If anyone was hoping that the major details on the 2020-21 season would be sorted out by the weekend – yes, that’s not happening. My personal belief is that if the season is to start on January 1, a deal needs to be made before the end of the month. Hopefully sooner, but if some things need to be rushed, they will be.
Wednesday’s events took things off the rails and players will need a few days to regroup. They are angry and feel betrayed.
I have a clearer picture now that more details have appeared overnight. In the new ACB ratified last July, there were deferred money deals for 2020-2021 and escrow caps during each season of the deal.
The players agreed to a 10% carryover for the coming year. The escrow limits are: 20% for 2020-2021; 14-18% (although everyone is assuming it will be 18) in 2021-2022; 10% in 2022-2023; and 6% for the three remaining seasons. (A one-year extension will apply at the end of the CBA if players owe the league between $ 125 million and $ 250 million after 2024-25; the cap would be 9%.)
According to several sources, the league submitted two proposals. The former asked for changes only for the coming season. Deferred compensation has increased to 20 percent; escrow at 25. There were no other changes.
The second demanded that the deferred compensation be increased to 26% for next season. Engagement was not touched until years four through six of the ABC, dropping from six percent to between 8.5 and nine.
“There were audible gasps when this was presented” on the NHLPA conference call, one player said. To understand the emotion, recognize that – for gamers – “escrow” is the dirtiest word in the dictionary. There is nothing else, even close.
The NHL’s position is simple: The ABC is a 50-50 income split, and the damage from COVID is greater than what was projected just four months ago. There will be a shortfall and it must be remedied.
When the ABC was announced in July, a few teams quietly predicted it would happen. They studied the landscape and thought there was not enough built-in protections. They were right, and pressure on property is definitely a factor.
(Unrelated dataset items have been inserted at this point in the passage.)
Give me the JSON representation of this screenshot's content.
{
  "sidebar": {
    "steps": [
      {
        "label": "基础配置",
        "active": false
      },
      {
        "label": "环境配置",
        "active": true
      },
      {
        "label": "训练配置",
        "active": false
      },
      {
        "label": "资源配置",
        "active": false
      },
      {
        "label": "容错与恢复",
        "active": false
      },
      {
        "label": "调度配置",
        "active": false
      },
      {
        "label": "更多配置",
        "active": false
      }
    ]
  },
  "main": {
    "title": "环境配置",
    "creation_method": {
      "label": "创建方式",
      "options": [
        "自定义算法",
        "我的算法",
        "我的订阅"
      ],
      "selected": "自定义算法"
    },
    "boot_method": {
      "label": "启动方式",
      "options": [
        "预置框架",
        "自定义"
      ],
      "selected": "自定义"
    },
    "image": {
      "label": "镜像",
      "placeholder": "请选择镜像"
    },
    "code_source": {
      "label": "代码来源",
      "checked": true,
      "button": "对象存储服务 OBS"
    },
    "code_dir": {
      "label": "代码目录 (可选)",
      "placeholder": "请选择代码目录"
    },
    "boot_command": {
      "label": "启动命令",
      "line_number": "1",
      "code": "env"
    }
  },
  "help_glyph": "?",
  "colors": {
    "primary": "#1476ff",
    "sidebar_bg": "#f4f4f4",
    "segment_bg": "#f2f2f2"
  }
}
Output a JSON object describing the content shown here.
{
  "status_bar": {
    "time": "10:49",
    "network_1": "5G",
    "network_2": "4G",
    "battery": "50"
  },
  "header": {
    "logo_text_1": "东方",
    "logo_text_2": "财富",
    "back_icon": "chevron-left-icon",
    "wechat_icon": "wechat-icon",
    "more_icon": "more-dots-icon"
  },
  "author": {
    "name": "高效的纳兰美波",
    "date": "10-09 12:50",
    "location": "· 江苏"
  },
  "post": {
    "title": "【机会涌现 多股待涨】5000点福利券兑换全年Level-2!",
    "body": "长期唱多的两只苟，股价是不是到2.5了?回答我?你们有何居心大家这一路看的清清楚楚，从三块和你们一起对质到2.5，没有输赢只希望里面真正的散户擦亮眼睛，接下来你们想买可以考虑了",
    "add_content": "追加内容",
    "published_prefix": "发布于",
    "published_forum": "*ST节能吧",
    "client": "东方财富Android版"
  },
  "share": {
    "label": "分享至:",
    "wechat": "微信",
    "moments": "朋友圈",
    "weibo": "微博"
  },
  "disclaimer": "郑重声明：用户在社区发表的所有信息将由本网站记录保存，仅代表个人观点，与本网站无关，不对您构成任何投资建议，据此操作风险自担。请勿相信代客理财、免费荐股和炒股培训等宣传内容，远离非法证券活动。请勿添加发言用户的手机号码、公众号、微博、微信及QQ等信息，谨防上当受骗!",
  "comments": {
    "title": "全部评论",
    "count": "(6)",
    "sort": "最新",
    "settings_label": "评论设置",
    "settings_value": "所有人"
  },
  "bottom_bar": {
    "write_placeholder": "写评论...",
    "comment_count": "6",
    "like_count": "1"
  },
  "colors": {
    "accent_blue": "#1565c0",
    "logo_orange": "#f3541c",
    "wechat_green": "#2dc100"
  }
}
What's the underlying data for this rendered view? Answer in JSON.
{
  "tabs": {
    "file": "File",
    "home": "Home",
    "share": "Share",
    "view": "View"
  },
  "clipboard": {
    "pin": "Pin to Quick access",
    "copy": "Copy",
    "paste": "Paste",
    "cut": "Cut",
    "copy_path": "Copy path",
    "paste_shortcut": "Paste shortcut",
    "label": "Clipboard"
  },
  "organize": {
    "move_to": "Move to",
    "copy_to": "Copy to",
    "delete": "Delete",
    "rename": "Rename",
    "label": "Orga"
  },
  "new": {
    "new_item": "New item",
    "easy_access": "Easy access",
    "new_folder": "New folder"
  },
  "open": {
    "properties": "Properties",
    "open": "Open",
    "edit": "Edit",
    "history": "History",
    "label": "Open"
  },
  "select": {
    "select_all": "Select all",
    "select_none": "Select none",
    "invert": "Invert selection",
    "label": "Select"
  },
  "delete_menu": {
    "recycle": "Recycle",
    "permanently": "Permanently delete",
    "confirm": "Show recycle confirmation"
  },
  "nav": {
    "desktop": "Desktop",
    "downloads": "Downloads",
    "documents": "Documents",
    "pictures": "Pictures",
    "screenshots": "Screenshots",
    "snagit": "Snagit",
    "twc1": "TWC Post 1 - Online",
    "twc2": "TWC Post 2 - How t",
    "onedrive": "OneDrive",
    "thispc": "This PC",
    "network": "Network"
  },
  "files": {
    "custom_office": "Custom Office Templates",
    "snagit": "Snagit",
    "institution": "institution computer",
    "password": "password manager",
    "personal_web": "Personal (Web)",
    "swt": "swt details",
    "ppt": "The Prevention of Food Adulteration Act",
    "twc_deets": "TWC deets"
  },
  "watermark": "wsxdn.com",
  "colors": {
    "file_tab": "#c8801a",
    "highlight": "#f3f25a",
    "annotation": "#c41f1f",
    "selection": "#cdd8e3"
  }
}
There are several issues with this in the eyes of the union: “We just made a deal, so why should it be changed?” “In the past, when we weren’t happy with a CBA, we had to live with it.” “Why was it proposed so late, we didn’t need a gun on our heads”, “If we agree with that, who can say it won’t happen again” and ” They knew this was going to happen from the start, didn’t they?
A couple even suggested that it was never cheaper to borrow money.
What added to their anger was that several new contracts were structured to take advantage of the reduction in escrow in the later seasons of the new deal. For example, 56 percent of Alex Pietrangelo’s seven-year, $ 61.6 million deal with Vegas is paid off in CBA’s weaker years. For Torey Krug and St. Louis (seven years, $ 45.5 million), it’s 52%. It could also divide players by age and / or contract length. Pay now or pay later?
The timing is horrible. The general public is hammered by COVID, both in the number of cases and the economic fallout. They don’t want to hear this. It was a bad look when Major League Baseball’s arguments became public. The NHL and NHLPA had done a great job of keeping their disagreements private, but this one spilled over.
What I don’t believe is that NHL Commissioner Gary Bettman and NHLPA General Manager Donald Fehr are playing the roles of Thelma and Louise, speeding their convertible off the cliff. You cover the sport long enough, you know when strikes and lockouts are a strategy. It was for the players in 1992; the league in 1994, 2004 and 2012.
It is not the same.
The players want to play. Several governors during the NHL call last week said Bettman wanted to play and made it clear he wanted it to happen on New Year’s Day. There is a 60 game schedule in place – division play only (Canadian division too), in your own arenas, baseball style back to back in the same venues, at least one week between end of season and playoffs playoffs to allow for catch-up games, the playoffs begin in mid-May and end on July 15.
(If I were a player, I could ask for extended playoffs in exchange for agreeing to changes to the deal. It’s about time and wouldn’t it increase revenue?)
I think we will come to an agreement, but we have been derailed. Players and their agents need a few days to calm down, consider options and do the math. No one is happy with what is going on, but the alternative (not to play) is even worse.